Это придало Насте смелости, она уверенно придвинулась ближе, натянула капюшон ему на голову и спросила строго:


— Так, давай уже, выкладывай. Что у тебя там случилось? — Артём молчал. Но Настя не собиралась сдаваться: — Не вынуждай меня из тебя это вытрясти!


Он наконец-то оторвал взгляд от пока еще синего неба и уставился на нее:


— И как же ты собираешься меня трясти?


— А как детей трясут, когда те замыкаются в себе! Задавать наводящие вопросы, издалека, пока ребенок не ответит хотя бы «да» или «нет», а потом по инерции он уже продолжает говорить. Я на Веронике натренировалась!


— Ого, как подло! — восхитился он. — Тогда давай, тряси.


— Когда ты в последний раз ходил в университет на занятия?


Это было не слишком издалека, поэтому Артём не сдержал улыбки:


— Кажется, в прошлом ноябре.


— То есть год назад, лучший студент в истории студенчества? Получается, что почти весь этот год ты прожил в Майами у Эльзы? Если исключить короткие визиты сюда и два месяца в Сочи.


— Ага. Ты не думала подрабатывать частным детективом?

Настя с мысли не сбивалась:

— Тогда что произошло? Ведь ты уезжал к ней с грандиозными планами. Почему вы вдруг расстались?

Артём теперь смотрел вперед, но продолжал слабо улыбаться:

— Выяснилось, что у нас разные мировоззренческие позиции.

Да уж, такого трясти и трясти. Но Настя это умела, как никто другой:

— Она тебе изменяла?

— Нет. Не думаю… Не знаю. Но это и не важно. Я уже говорил тебе, что вкладываю в слово «верность» совсем другой смысл.

— Ты предложил ей пожениться?

Артём вдруг тихо рассмеялся.

— Почти. Я ей сказал, что у меня рак поджелудочной железы.

— Что?! — Настя кое-как сдержалась, чтобы не подскочить ноги. — Зачем?!

— Хотел посмотреть в ее глаза.

От несовместимости ироничного тона и сказанного Настя чуть не задохнулась, но заставила себя спросить почти спокойно:

— И что ты там увидел?

— Что она не будет сидеть возле моей постели и менять капельницы.

У Насти не нашлось слов, чтобы выразить эмоции полностью:

— Боже… Артём, ты самый тупой человек из всех, кого я знаю! Как тебе удается при этом быть в других ситуациях самым умным человеком из всех, кого я знаю?

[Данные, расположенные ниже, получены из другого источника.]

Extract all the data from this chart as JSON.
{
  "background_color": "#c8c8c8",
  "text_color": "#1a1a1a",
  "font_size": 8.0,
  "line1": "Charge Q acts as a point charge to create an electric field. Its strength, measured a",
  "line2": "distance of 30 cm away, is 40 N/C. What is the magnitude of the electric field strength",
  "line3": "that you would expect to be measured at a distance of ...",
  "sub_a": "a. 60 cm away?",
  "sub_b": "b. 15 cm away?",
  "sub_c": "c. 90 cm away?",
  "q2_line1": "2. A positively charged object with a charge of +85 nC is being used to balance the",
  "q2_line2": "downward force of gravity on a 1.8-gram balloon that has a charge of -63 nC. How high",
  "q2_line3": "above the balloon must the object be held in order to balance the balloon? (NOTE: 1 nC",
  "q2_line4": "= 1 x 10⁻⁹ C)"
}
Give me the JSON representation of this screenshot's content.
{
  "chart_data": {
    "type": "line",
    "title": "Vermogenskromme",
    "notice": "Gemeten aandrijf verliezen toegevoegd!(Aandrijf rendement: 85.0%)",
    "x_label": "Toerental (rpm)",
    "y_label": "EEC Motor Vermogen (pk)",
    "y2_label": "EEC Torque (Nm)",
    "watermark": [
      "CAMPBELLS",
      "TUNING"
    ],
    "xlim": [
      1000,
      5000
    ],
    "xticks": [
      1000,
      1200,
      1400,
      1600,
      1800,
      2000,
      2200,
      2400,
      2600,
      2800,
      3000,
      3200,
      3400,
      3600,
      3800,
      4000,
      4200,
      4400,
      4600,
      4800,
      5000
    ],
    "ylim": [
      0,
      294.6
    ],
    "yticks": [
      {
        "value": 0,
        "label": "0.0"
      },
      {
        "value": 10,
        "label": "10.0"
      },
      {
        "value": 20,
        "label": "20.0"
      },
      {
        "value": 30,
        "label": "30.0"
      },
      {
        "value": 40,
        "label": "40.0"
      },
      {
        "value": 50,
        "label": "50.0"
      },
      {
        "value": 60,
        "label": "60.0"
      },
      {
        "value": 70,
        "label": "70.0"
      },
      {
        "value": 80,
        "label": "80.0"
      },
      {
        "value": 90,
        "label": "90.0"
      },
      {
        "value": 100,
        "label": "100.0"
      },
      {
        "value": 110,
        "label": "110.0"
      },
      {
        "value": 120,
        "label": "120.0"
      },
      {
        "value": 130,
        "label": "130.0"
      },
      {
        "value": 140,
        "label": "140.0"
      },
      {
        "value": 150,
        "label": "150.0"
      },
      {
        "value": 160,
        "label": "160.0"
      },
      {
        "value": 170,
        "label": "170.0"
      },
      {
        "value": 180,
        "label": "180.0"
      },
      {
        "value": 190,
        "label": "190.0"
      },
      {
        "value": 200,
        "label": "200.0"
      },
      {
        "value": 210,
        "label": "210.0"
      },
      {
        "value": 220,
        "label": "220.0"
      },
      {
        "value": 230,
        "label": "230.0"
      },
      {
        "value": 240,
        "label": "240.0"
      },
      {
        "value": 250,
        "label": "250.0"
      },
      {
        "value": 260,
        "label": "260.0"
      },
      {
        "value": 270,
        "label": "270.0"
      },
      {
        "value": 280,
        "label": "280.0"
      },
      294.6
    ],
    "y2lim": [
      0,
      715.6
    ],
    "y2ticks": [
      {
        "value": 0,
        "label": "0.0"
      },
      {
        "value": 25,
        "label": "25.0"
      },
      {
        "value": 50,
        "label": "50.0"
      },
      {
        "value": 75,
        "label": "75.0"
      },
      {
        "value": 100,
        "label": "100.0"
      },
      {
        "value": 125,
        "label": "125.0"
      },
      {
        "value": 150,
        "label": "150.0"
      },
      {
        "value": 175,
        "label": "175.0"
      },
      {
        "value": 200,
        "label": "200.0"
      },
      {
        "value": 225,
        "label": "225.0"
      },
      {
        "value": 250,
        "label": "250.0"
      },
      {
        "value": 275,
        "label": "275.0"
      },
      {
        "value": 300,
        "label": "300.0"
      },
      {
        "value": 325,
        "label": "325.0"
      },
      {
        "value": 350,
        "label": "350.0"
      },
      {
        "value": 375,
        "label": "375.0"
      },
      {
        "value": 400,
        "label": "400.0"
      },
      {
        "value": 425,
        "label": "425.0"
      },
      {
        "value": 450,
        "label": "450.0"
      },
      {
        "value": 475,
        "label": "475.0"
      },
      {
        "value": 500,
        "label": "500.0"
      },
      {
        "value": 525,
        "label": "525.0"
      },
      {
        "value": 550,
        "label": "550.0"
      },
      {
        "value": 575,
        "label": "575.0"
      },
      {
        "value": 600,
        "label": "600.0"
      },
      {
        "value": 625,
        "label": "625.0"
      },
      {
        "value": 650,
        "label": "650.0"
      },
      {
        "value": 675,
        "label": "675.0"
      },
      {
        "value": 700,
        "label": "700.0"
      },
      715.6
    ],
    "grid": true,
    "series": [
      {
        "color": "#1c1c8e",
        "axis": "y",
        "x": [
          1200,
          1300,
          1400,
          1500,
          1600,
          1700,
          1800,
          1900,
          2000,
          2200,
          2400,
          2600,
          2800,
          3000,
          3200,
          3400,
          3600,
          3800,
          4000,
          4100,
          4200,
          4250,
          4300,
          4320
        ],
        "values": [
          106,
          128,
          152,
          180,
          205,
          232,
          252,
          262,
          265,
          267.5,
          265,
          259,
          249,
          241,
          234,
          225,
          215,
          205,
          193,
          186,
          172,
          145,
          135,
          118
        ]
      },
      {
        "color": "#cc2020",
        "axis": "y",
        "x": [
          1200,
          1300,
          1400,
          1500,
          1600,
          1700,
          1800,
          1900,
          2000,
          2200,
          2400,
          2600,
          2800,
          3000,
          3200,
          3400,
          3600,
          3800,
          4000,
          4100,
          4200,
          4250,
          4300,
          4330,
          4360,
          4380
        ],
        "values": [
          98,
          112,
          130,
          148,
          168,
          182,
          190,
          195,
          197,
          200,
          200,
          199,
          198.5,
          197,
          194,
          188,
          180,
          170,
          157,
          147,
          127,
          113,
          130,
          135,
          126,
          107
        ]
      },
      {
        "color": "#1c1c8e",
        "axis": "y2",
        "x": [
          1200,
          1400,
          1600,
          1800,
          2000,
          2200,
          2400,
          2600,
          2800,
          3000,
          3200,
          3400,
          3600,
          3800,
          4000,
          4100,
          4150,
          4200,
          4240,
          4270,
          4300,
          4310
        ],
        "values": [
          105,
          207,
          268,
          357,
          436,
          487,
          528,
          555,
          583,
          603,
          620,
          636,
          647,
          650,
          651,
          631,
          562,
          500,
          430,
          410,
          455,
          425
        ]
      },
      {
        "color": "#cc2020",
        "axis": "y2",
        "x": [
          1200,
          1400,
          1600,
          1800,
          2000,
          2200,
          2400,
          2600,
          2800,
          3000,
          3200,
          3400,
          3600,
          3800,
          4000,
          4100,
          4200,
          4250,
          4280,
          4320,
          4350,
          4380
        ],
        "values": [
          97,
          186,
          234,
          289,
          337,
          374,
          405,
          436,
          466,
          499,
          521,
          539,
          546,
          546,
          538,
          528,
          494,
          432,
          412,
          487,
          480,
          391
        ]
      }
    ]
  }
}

— Я стараюсь быть уникальным.

— Придурок…

Больше Настя его не расспрашивала, но суть его внутреннего конфликта поняла. Артём и сам не подозревает, насколько важна для него преданность. Он, у которого из родни осталась только сестренка, не смог бы связать жизнь с той, в которой не уверен. Он физически больше не может кого-то терять. Потому и выкинул такую идиотскую проверку — наверное, даже не планировал, само собой получилось. И сам понимал, насколько глупо теперь выглядел, честно выдав правду. Поэтому Настя не имела права его упрекать.

— Артём, но у тебя же нет… рака?

— Откуда я знаю? Может, и есть. Я же не проверялся.

— Придурок! Да-да! Посмотри мне в глаза и там ты увидишь надпись: «Придурок!»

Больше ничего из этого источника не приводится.